Wednesday, April 22, 2026

Nothing to Worry About After All

I really didn’t know what I was getting into when I started Gogol’s Dead Souls. It’s just the kind of classic that I absolutely have to read. But it’s Russian, and it has the word “dead” in the title. Was this going to be as dreary and as hard to get through as the steppes in winter? But it turns out, the book was – I would have to say – delightful.

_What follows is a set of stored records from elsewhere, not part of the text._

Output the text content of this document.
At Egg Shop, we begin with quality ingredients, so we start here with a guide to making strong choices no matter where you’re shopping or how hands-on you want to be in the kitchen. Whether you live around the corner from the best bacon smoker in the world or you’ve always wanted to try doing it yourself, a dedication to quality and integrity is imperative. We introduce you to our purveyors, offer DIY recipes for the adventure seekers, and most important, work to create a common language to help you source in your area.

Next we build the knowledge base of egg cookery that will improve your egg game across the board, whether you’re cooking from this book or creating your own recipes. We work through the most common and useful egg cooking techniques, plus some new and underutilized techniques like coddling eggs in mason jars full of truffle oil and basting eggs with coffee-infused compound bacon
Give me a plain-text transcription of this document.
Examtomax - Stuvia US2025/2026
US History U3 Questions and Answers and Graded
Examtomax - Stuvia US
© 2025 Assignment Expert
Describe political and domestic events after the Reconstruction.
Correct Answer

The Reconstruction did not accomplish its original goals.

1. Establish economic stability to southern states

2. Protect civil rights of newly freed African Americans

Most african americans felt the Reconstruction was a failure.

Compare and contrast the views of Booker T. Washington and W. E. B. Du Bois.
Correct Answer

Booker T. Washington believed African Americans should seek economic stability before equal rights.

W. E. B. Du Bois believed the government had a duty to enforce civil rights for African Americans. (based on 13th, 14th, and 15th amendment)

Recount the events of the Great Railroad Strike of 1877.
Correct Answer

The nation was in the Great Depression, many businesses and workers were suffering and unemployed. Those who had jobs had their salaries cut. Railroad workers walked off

For the first half of the book, a charismatic fellow named Chichikov rides around finding landowners who are still paying taxes on the dead serfs they own (it was said that Russian lords own so many "souls," so these dead serfs are apparently the dead souls of the title) and offering to buy them. We don't know why for quite a while. We only know that he goes from house to house, one house per chapter, meeting the gentry and offering to buy their dead souls. The interest lies in the various reactions his offer receives. One is relieved to be rid of the tax burden and sells quickly. Another, sure that Chichikov is up to no good, refuses to sell. Yet another fancies himself a great bargainer and asks forty times as much as what Chichikov offers. The ludicrous conversations get funnier and funnier in a satirical way, and they made me start to think that these Boyars, who casually rate their wealth not by acreage or income but by the number of human beings they own, might actually be the dead souls Gogol had in mind. The comic stupidity of Chichikov’s valet and carriage driver make it clear that we’re meant to laugh. And the laughter and the satire, I’m guessing, got even some rich Russians at the time seeing the ridiculousness of claiming to “own a soul.” Perhaps a few even saw the evil in it.

In the second half, Chichikov reveals his plan. I’ll not give it away, but let’s just say that maybe Chichikov himself is among the dead souls. A fire consumed much of the second half of Gogol’s manuscript, and Gogol died young without ever rewriting the end. Apparently some people heard him read it, though, and some took notes or had bits of copies of it, so most editions, including mine, recreate the second half of the novel as much as possible. Still, the book ends mid-sentence. Yet it doesn’t matter at all. Maybe Gogol originally wrote a ripper of an ending that would have been remembered as one of the greatest endings in all of literature. But we don’t know it, so we don’t miss it. And all the while being thoroughly entertained, we seem to get the message Gogol had in view without any tidy wrap-up. 

Come to think of it, maybe a mid-sentence break is actually one of the greatest endings in history. It’s as if Gogol wrote, “I invite you to make a closer examination of your duty and the obligations of your official position on this earth, because all of us now have a dim conception of it, and we hardly — Oh, forget it! This kind of nonsense goes on in the world incessantly, so no ending makes sense. And if you don’t understand what I’m trying to say by this time, you never will. So let’s just call it a day.”